Certes, JLR n’avait pas caché précédemment ses ambitions pour ce site slovaque, où il a investi un milliard de livres et sa capacité de production de 150 000 véhicules par an pourrait à terme doubler. Le groupe, qui n’a pas lié cette décision au Brexit, va en outre équiper ce véhicule d’un moteur fabriqué à Wolverhampton (centre de l’Angleterre) et a assuré investir encore sur son site anglais voisin de Solihull, où il va produire notamment la prochaine génération de Range Rover.  

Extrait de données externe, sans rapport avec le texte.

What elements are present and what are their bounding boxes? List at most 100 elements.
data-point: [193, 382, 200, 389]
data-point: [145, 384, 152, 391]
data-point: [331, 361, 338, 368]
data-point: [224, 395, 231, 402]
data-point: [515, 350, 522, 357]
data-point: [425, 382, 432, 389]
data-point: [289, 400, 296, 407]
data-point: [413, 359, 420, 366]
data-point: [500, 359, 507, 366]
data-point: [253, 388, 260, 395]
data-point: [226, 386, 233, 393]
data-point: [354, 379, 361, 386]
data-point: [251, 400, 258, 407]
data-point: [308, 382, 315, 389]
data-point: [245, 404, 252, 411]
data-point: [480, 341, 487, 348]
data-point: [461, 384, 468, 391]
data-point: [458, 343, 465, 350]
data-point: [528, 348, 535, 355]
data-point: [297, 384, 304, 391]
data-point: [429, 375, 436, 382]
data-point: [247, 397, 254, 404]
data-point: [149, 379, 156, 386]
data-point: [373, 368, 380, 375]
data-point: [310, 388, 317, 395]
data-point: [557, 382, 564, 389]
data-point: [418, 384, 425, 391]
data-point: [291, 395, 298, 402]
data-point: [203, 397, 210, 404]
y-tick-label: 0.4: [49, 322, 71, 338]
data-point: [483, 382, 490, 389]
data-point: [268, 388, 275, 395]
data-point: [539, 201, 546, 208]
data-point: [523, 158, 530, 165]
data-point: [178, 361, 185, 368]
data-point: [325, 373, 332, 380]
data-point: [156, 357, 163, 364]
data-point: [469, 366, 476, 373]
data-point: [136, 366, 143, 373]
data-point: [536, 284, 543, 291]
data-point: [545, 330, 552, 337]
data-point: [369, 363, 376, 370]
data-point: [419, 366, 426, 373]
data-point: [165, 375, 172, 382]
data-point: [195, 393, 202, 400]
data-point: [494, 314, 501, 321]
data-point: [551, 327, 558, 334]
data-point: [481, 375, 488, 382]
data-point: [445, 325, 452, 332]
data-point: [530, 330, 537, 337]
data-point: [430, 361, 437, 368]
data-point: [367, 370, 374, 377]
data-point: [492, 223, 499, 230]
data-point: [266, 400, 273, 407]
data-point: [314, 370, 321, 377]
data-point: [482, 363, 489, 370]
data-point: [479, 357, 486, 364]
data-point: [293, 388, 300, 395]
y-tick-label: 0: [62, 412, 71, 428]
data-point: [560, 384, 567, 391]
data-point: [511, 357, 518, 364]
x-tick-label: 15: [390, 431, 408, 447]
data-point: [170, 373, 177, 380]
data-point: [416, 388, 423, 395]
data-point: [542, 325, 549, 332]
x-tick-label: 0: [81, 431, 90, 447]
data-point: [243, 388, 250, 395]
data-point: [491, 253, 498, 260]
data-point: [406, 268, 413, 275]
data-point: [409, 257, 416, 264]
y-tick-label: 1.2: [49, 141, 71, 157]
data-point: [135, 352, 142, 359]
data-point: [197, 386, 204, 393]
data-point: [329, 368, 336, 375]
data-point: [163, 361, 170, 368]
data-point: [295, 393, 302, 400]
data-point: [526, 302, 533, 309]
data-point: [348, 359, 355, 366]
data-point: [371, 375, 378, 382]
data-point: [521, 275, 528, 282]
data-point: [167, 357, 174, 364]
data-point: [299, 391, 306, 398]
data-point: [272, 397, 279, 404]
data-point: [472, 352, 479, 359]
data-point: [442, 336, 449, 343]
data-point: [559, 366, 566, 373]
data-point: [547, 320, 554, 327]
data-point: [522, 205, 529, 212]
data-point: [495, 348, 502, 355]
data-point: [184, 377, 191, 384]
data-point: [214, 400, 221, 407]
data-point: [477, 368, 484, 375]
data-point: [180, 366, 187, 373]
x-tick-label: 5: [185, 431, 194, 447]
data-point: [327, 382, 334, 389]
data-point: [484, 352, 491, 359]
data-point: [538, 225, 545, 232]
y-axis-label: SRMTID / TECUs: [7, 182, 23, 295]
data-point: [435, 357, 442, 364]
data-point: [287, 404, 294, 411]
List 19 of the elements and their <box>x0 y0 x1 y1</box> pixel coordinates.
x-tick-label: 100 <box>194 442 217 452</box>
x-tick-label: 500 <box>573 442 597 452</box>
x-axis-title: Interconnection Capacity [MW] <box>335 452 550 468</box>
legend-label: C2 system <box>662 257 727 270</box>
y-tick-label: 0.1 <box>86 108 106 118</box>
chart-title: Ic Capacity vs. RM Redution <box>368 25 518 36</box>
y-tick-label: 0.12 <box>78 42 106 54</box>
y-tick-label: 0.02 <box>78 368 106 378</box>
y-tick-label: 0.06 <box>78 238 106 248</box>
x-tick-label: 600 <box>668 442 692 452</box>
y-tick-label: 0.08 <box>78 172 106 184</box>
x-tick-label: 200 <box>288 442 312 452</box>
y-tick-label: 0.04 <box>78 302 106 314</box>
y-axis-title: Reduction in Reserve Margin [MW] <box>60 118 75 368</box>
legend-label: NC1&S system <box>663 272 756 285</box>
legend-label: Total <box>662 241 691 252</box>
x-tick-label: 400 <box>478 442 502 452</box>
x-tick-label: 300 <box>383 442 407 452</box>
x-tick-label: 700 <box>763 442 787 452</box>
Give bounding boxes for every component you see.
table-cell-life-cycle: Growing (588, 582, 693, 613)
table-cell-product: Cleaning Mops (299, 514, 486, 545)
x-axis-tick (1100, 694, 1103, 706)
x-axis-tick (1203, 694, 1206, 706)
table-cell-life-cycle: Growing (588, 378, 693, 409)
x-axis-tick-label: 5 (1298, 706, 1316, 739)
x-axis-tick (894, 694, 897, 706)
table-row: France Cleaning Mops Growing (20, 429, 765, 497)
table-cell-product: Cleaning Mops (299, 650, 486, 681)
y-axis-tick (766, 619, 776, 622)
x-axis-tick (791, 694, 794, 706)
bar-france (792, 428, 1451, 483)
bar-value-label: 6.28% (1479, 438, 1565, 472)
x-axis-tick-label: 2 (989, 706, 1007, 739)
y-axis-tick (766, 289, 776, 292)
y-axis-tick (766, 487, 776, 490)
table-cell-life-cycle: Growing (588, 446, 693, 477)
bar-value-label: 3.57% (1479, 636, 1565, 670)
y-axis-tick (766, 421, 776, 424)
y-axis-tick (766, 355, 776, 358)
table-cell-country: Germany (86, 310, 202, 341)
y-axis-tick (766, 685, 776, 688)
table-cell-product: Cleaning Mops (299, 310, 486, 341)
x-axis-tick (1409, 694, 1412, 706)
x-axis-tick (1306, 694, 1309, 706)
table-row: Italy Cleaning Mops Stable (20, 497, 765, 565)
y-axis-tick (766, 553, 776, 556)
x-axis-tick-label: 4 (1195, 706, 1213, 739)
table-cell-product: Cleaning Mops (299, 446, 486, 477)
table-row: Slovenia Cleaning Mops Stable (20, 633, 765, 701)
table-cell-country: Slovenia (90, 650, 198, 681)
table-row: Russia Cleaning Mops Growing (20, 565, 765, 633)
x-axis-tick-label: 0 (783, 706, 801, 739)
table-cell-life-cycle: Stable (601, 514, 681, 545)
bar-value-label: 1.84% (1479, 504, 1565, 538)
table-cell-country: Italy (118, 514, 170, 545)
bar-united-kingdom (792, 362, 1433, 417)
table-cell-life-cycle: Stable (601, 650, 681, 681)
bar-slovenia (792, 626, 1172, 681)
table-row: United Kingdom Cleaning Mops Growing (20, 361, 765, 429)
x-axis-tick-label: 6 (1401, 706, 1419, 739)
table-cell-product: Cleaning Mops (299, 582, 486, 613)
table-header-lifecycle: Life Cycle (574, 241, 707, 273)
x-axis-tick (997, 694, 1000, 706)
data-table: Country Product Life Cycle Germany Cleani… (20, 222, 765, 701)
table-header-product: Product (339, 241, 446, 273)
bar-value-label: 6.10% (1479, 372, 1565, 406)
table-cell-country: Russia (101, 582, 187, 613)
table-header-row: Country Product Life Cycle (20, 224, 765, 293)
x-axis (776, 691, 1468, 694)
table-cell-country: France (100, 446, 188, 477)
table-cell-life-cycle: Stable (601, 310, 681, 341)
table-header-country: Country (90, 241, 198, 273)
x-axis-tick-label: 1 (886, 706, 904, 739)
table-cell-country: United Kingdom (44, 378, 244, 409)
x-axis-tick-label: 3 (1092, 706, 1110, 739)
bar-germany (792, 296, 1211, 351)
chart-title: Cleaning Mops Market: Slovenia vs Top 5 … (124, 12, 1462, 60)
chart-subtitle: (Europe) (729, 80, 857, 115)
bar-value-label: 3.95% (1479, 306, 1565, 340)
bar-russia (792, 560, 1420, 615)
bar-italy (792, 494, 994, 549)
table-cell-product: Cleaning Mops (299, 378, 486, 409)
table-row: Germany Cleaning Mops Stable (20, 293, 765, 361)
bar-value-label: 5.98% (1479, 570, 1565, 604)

Reste qu’il s’agit d’une mauvaise nouvelle supplémentaire pour cette industrie au Royaume-Uni dont l’actualité est rythmée dernièrement par des annonces souvent déprimantes, notamment de la part des constructeurs japonais très implantés.  

Nissan a renoncé à produire le VUS X-Trail 2020 dans son usine géante de Sunderland (nord-est de l’Angleterre) et Honda a annoncé la fermeture en 2021 de son usine de Swindon (sud-ouest de l’Angleterre), même s’il n’a pas évoqué le Brexit. 

Réjouissance rare dans cette série noire, Toyota a annoncé fin mars qu’il allait fabriquer une nouvelle voiture hybride pour son partenaire Suzuki au Royaume-Uni.